Ms. Atwood has used symbolism since her opening act as a novelist. However, to her credit, she learned to be more subtle about it. This was a good beginning and it only gets better from here on.

Rating: 3 stars
Summary: symbolically in your face
Review: This book was a bit challenging to rate because I had read all of Margaret Atwood's other novels before I read this one; her first. Ms. Atwood is a brilliant author and conveyor of the feminine mind and perspective. Some of her novels are outstanding while most are at least very good. "The Edible Woman" is an excellent beginning for the author but it has its' flaws. The main flaw is the symbolism. The symbolism is too forced and it doesn't work well. I found myself wondering if I wanted to spend the time trying to figure out the symbolism. I decided that I didn't. The symbolism centers around the inability of the main character to eat a growing number of foods. I guess this was to coincide with the events in her life in which she was being "consumed" by those around her. The author's talent gave us a good enough story without the food distractions. It is a story of a young professional woman who seems to know what she wants but lets others call the shots. She enters into relationships with two different men neither of whom is in anyway suited for her. We are glad that the relationship with her fiance fizzles but we are left wondering why she ever got involved with the graduate student. We rejoice at her ultimate independence but are made to sift through the final installment of symbolism in order to do so.

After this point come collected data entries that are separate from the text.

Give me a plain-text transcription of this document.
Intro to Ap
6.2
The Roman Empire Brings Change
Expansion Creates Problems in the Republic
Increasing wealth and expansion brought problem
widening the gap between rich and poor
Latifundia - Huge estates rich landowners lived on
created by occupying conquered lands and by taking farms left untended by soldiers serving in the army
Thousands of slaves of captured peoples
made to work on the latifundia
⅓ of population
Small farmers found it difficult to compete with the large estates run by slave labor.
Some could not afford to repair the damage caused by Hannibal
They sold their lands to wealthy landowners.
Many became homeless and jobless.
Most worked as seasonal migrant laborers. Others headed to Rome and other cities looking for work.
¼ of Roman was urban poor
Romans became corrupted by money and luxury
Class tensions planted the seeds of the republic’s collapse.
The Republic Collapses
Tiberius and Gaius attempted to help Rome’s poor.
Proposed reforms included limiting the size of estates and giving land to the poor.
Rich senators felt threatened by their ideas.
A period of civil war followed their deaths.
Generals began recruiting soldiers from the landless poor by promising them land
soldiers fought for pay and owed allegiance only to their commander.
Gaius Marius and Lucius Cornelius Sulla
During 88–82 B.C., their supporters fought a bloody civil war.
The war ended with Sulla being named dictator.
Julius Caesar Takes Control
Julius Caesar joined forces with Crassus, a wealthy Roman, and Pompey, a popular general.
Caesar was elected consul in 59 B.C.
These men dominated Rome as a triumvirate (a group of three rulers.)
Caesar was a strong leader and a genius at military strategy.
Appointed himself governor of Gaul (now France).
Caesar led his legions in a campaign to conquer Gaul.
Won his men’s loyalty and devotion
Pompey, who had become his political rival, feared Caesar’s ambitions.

Ms. Atwood has used symbolism since her opening act as a novelist. However, to her credit, she learned to be more subtle about it. This was a good beginning and it only gets better from here on.

Rating: 5 stars
Summary: Young Atwood - Feminism and consumerism
Review: This is early Atwood. Far from being as refined as her later work (this was written in her 20s) the novel is nonetheless successful. A critique of women's roles in society.

Atwood conveys the experience of a society driven by consumerism (it is no coincidence that Marian works for a market research company).

Food symbolizes much. The protagonist, Marian, feels herself not only unable to eat but actually being consumed. She begins to struggle as she is devoured by those around her - Peter wants to consume even her image (she mistakes his camera for a gun). In the end Marian offers herself up to be eaten in the form of a cake.

The catalyst for her change in emotioanal state is clearly her engagement. As she eats less and less we see her fears surface and the reader follows her to the edge of "reality" and delusion. Is the unnaturally thin Duncan even 'real'?

A terrific book. I recommend any fiction or poetry (try 'Eating Fire') by Atwood.